Telegram Forced by Russia to Give their Users’ Encryption Keys
Telegram, the encrypted messaging app, lost an appeal before Russia’s Supreme Court that was attempting to block the country’s Federal Security Service (FSB) from obtaining access to their users’ data, reported Bloomberg.
Last year, the FSB requested Telegram’s encryption keys and the company refused, leading to the company to be fined with $14,000. Today, Supreme Court Judge Alla Nazarova reinforced that ruling and rejected Telegram’s appeal. Telegram also wants to appeal the most recent ruling.
If Telegram does not cooperate with the court’s decision, they could be fined again and even have the service suspended in Russia which has their biggest customer base. Telegram’s lawyer said that a separate court ruling and action from communications regulator Roskomnadzor would be needed for the service to actually be blocked.
In 2016, Russia passed laws to fight terrorism, which required messaging services to give authorities the encryption keys for their users’ correspondence. Telegram has confronted this decision, but the FSB argues that their access to encryption keys doesn’t invade users’ privacy since they do not have information about an individual, and that any data obtained by using keys would still need a court order.

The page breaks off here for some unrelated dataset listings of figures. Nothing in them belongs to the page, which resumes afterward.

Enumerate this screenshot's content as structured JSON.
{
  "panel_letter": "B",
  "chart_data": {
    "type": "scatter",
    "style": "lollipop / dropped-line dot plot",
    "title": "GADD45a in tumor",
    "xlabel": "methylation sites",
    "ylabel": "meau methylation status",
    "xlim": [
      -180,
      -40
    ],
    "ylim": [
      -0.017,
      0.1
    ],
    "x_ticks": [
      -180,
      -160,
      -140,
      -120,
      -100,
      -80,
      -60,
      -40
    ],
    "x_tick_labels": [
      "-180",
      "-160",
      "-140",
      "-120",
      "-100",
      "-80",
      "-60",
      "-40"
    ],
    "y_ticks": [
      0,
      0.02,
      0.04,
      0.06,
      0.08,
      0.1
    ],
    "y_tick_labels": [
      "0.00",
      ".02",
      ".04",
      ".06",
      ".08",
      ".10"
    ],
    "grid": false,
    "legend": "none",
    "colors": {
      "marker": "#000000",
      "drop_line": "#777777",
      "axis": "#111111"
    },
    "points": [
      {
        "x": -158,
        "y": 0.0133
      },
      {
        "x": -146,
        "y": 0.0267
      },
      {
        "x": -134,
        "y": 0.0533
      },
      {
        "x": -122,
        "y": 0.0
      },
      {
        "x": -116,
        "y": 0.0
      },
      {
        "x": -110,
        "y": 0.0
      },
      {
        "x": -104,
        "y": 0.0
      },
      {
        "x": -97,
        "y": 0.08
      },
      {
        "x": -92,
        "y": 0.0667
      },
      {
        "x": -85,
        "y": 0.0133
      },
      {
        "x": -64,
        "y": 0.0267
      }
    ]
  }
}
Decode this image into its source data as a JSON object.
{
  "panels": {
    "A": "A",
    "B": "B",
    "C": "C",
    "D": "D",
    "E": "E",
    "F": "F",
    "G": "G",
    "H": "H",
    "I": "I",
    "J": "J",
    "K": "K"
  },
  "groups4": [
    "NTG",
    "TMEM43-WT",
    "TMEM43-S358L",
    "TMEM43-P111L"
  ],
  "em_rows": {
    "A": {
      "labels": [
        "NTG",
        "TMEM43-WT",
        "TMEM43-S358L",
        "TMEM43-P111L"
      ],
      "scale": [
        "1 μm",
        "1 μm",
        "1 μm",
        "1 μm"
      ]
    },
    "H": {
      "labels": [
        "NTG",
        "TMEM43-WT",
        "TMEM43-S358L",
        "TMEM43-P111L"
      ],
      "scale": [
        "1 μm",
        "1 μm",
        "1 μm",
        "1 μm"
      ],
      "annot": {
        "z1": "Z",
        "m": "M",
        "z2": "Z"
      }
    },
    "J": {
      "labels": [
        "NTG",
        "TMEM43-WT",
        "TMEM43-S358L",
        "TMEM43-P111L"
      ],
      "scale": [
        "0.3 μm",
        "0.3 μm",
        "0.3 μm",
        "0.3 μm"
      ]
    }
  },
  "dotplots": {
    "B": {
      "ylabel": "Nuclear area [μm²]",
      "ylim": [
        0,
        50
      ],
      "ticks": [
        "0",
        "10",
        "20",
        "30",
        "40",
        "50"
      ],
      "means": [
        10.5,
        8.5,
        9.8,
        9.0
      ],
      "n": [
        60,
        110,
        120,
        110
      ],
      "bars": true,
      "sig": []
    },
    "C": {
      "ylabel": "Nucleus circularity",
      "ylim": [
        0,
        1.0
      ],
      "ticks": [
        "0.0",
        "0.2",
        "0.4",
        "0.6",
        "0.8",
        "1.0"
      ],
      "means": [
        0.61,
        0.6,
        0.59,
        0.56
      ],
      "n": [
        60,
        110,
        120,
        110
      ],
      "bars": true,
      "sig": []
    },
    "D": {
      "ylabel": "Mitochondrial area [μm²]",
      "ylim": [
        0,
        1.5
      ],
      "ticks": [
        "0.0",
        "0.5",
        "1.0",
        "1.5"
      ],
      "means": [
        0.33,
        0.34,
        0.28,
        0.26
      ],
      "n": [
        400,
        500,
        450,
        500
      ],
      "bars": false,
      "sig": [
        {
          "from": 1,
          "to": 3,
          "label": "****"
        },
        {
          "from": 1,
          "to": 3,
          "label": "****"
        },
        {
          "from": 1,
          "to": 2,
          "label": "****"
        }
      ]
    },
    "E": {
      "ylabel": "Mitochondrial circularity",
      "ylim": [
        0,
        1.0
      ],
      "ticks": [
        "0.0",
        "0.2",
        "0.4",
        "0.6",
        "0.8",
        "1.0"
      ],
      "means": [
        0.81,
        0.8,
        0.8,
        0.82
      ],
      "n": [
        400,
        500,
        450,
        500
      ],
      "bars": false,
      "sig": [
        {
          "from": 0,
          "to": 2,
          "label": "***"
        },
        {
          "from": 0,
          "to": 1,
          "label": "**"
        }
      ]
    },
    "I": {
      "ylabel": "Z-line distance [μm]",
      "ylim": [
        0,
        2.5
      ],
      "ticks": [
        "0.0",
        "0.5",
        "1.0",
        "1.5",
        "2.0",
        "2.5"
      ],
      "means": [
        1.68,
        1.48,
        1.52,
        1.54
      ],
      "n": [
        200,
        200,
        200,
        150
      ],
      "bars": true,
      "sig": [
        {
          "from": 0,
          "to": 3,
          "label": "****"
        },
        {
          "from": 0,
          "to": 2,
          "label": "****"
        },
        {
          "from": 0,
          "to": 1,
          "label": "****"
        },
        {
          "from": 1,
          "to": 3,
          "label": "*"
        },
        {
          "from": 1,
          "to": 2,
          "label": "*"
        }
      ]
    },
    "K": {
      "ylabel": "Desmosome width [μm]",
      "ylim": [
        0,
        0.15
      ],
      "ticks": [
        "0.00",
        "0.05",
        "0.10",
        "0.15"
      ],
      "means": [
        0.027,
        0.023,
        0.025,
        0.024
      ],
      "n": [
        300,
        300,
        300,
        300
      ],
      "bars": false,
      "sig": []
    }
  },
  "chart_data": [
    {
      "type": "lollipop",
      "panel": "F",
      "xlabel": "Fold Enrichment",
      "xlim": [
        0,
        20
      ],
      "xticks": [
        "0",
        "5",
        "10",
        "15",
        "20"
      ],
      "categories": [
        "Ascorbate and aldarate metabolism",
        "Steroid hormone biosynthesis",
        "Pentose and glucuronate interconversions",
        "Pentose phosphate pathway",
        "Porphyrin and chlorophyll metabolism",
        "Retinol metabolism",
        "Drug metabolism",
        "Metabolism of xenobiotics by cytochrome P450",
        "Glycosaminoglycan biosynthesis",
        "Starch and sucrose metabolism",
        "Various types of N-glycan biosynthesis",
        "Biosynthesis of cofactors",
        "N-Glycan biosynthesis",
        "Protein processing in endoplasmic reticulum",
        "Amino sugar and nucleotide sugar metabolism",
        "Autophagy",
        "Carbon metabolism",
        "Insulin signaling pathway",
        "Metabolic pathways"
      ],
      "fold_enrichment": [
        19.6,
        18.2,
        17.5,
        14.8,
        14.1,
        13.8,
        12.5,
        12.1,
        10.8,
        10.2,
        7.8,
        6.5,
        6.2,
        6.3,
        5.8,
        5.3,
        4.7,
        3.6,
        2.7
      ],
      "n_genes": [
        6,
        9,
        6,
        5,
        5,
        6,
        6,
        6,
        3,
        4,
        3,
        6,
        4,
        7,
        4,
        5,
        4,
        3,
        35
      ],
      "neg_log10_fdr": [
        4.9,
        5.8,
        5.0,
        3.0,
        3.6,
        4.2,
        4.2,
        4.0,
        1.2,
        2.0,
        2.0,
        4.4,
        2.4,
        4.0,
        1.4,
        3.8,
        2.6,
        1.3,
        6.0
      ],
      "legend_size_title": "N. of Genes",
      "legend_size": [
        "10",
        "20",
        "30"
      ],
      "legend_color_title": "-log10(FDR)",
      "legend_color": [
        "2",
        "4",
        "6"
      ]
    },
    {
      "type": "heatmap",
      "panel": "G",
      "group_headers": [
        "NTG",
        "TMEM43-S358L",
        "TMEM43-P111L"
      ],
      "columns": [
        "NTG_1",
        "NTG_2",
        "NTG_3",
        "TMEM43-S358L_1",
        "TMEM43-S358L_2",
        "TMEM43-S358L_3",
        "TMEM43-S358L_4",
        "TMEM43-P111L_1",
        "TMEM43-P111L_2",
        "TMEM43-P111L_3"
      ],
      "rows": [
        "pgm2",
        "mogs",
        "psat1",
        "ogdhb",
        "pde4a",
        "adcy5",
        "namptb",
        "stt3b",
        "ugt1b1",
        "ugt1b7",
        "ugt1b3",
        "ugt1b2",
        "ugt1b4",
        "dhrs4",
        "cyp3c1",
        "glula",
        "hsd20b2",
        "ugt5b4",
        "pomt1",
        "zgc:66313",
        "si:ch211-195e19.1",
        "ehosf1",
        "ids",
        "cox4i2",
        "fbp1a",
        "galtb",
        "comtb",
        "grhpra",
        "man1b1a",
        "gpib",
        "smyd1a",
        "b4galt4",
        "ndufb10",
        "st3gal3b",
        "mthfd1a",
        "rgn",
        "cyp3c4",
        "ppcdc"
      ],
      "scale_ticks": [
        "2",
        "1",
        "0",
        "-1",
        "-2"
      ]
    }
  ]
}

“The FSB’s argument that encryption keys can’t be considered private information defended by the Constitution is cunning,” said Telegram’s lawyer, Ramil Akhmetgaliev. “It’s like saying, ‘I’ve got a password from your email, but I don’t control your email, I just have the possibility to control.’”
Telegram recently raised $850 million for the launch of their initial coin offering (ICO), and is looking to run another private pre-sale with the purpose of raising the overall sum to over $1.6 billion. The company’s newest development is the Telegram Open Network, or TON, an Ethereum-like environment that has apps, services, and a store for digital and physical items.